BBC Question Time has become one of those TV programmes that I now rarely watch without also reading and interacting with the #bbcqt hashtag on twitter. Clearly I’m not alone – last night there were approximately 36,000 tweets on the hashtag over the hour or so that the programme was on. That’s a lot of data about a TV programme – and given the programme’s political nature there must be some really interesting information in there about politicians and the way people react to what they say.
So I built this prototype to play around with the data. (edit – the one for the 31st Jan is here , 7th Feb here, 14th Feb here , 21st Feb here, 28th Feb here, 7th Mar here, 14th Mar here, 21st Mar here, 11th Apr here, 18th Apr here)
Last night I captured every tweet using the #bbcqt hashtag that was made between 10.30pm and 11.45pm (the programme runs for an hour from 10.35pm) from the twitter api (with this volume of tweets you need to be sneaky to avoid crashing into the api limits… but it’s possible)

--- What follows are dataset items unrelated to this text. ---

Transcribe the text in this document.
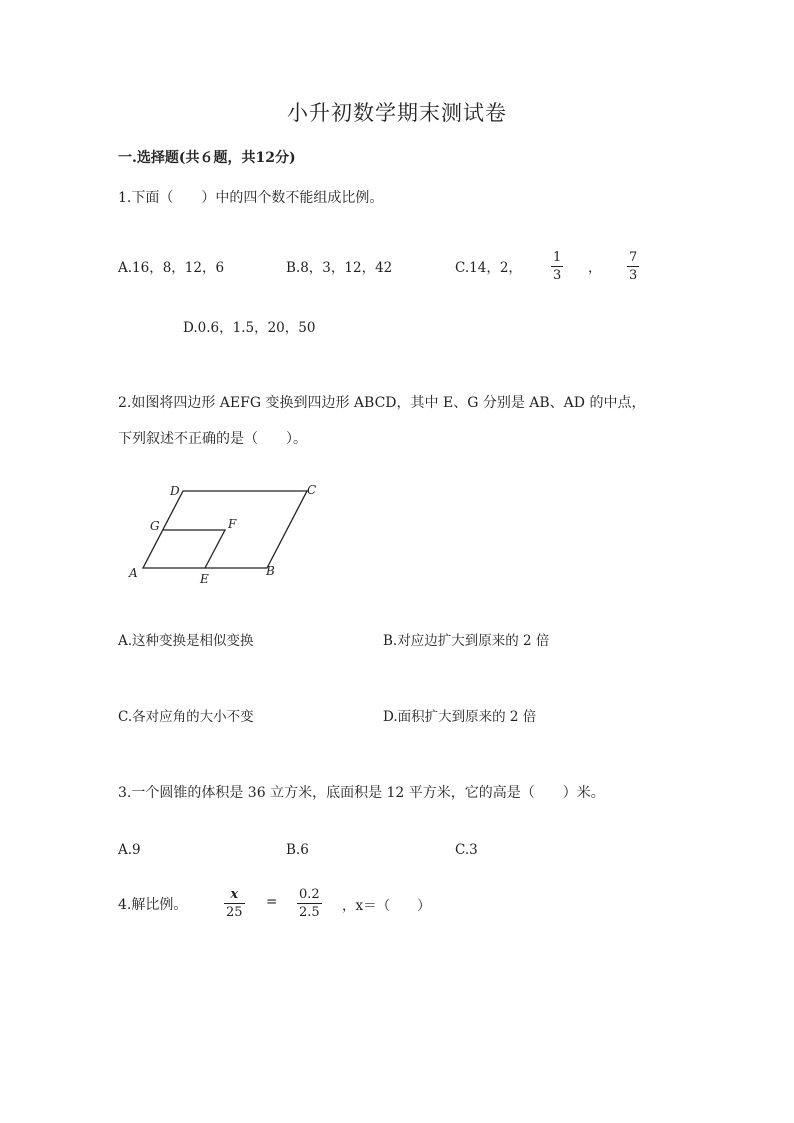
小升初数学期末测试卷
一.选择题(共６题，共12分)
1.下面（　　）中的四个数不能组成比例。
A.16，8，12，6	B.8，3，12，42	C.14，2，
1
3 ，
7
3
D.0.6，1.5，20，50
2.如图将四边形 AEFG 变换到四边形 ABCD，其中 E、G 分别是 AB、AD 的中点，
下列叙述不正确的是（　　）。
A	B
C
D
E
F
G
A.这种变换是相似变换	B.对应边扩大到原来的 2 倍
C.各对应角的大小不变	D.面积扩大到原来的 2 倍
3.一个圆锥的体积是 36 立方米，底面积是 12 平方米，它的高是（　　）米。
A.9	B.6	C.3
4.解比例。
x
25
= 0.2
2.5 ，x＝（　　）
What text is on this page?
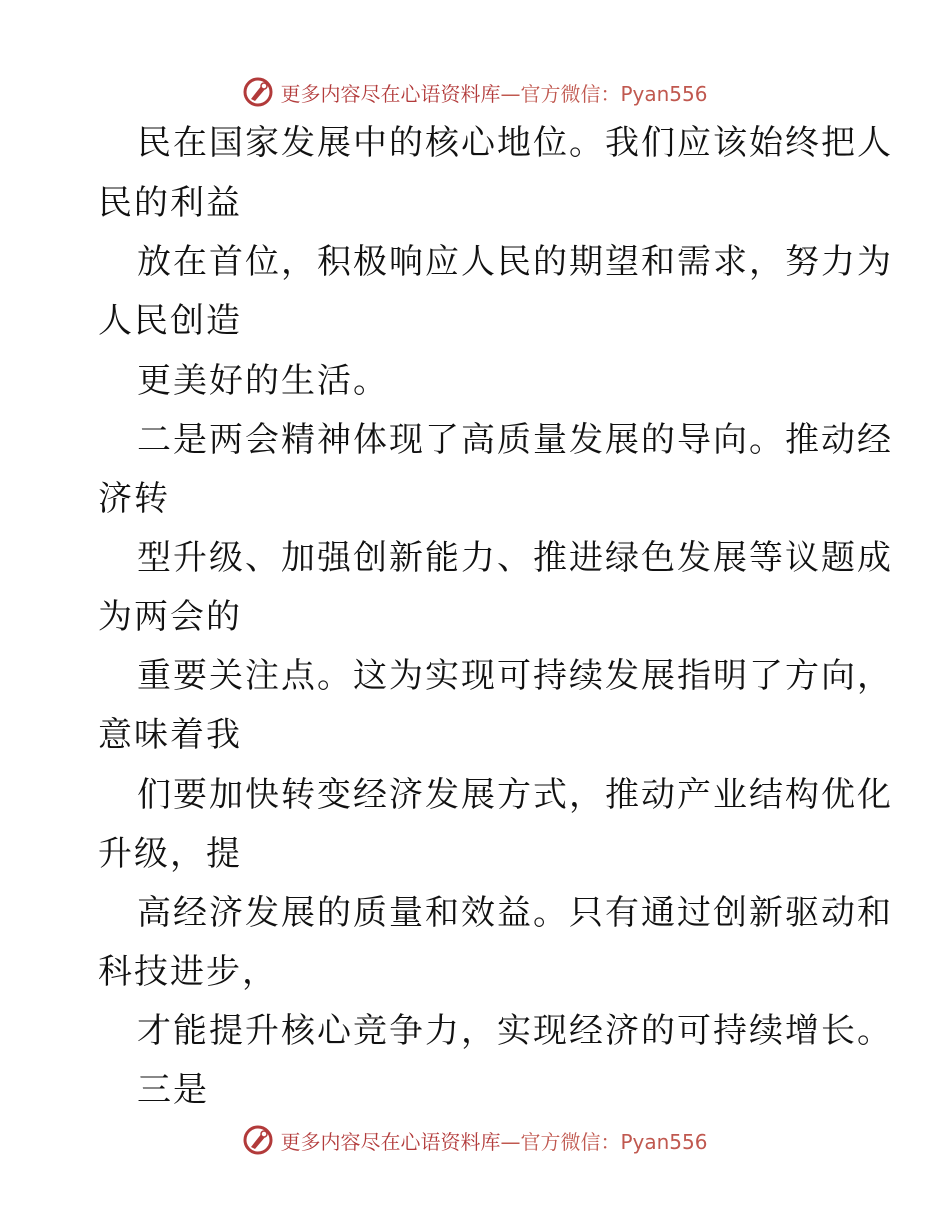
更多内容尽在心语资料库 —官方微信：Pyan556
民在国家发展中的核心地位。我们应该始终把人
民的利益
放在首位，积极响应人民的期望和需求，努力为
人民创造
更美好的生活。
二是两会精神体现了高质量发展的导向。推动经
济转
型升级、加强创新能力、推进绿色发展等议题成
为两会的
重要关注点。这为实现可持续发展指明了方向，
意味着我
们要加快转变经济发展方式，推动产业结构优化
升级，提
高经济发展的质量和效益。只有通过创新驱动和
科技进步，
才能提升核心竞争力，实现经济的可持续增长。
三是
更多内容尽在心语资料库 —官方微信：Pyan556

Before the programme I wrote a quick bit of code so that during the show I could capture which person was speaking when.
Afterwards I put together some code to….
- divide the tweets up into ones that were obviously about the panellists and ones that were just generic and then further divide them up into one-minute chunks
- remove all of the rubbish bits (punctuation, inconsequential words etc) from each tweet
- run each tweet through a naive bayesian classifier to classify it’s sentiment as positive, negative or neutral (classifier code on GitHub).
With the data cleaned up and analysed I then coded up a front end to display the information (for the technical people, it uses D3.js and rickshaw.js for the graphing library).
- I like how you can clearly see how twitter reacts just after someone has spoken – obvious really – but nice to see the data doing what you would expect it to.
- There are some interesting points where clearly one of the panellists has struck a chord on a particular topic – more positive sentiment than negative after particular comments.
Things to Improve
- The classification is trained on some generic good word/bad word data – I reckon a much more accurate sentiment would be gained by training the classifier on actual #bbcqt data (especially as there’s some quite choice anglo-saxon swearing that the current classifier doesn’t recognise)
- I gave up, because I didn’t have time, but theres some really interesting information in analysing word frequencies within the tweets – maybe one to develop later
I’m interested to find out if there is an appetite for this kind of (very niche I know) analysis – do Political parties monitor this stuff ?- is there some valuable feedback in there for them?